# Passt ein Groß Glockner BE auf ein P5Q Pro?



## Gebieter (11. November 2008)

*Passt ein Groß Glockner BE auf ein P5Q Pro?*

Passt der Kühler auf n P5Q Pro?? Ich hab gelesen, dass man dazu ne Lamelle am NB Kühler verbiegen müsste, aber stimmt das?? Weil andererseits habe ich wieder gelesen dass es passt.

Hat jemand den Groß Glockner auf nem P5Q Pro verbaut und kann dazu etwas sagen??


----------



## gettohomie (11. November 2008)

*AW: Passt ein Groß Glockner BE auf ein P5Q Pro?*

poste ma link zum kühler


----------



## Shibi (11. November 2008)

*AW: Passt ein Groß Glockner BE auf ein P5Q Pro?*

Das ist doch ein ziemlich bekannter Kühler, den müsste man auch ohne Link kennen.
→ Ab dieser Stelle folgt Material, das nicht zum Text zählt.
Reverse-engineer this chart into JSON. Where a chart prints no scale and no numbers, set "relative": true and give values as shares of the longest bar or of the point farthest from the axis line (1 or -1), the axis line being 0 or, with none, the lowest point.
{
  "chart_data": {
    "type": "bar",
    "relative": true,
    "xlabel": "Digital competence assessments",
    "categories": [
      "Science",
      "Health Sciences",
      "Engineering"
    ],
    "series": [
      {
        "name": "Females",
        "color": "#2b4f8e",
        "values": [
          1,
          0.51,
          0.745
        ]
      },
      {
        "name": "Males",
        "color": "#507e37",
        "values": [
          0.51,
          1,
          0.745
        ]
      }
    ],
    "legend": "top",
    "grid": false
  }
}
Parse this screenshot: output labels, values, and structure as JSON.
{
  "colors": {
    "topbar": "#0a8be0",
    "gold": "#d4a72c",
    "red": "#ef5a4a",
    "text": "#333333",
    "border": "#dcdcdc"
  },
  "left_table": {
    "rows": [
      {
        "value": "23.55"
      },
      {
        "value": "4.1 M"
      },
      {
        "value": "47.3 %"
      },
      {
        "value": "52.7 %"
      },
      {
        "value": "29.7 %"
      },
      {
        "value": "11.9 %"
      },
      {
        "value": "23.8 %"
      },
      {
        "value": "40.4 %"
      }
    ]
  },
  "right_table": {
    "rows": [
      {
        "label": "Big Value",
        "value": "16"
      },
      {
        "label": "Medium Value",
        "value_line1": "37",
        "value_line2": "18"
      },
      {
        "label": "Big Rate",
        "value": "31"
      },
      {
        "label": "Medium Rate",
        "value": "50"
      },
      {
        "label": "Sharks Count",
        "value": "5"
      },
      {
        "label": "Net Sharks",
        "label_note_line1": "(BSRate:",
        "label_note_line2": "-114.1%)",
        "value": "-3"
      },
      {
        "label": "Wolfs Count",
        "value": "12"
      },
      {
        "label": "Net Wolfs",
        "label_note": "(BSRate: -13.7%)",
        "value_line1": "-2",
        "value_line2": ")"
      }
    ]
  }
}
Oder du verwendest Google.

Ich denke er passt drauf, ein Mugen wurde vor kurzem auch drauf verbaut, der ist nochmal ein Stückchen größer und breiter.

mfg, Shibi


----------



## gettohomie (11. November 2008)

*AW: Passt ein Groß Glockner BE auf ein P5Q Pro?*

finde aber nichts


----------



## Shibi (11. November 2008)

*AW: Passt ein Groß Glockner BE auf ein P5Q Pro?*

Versuchs mal mit nem C statt nem G. 
Statt Groß Glockner (wie der Berg) Groß Clockner (im Sinne von overclocking)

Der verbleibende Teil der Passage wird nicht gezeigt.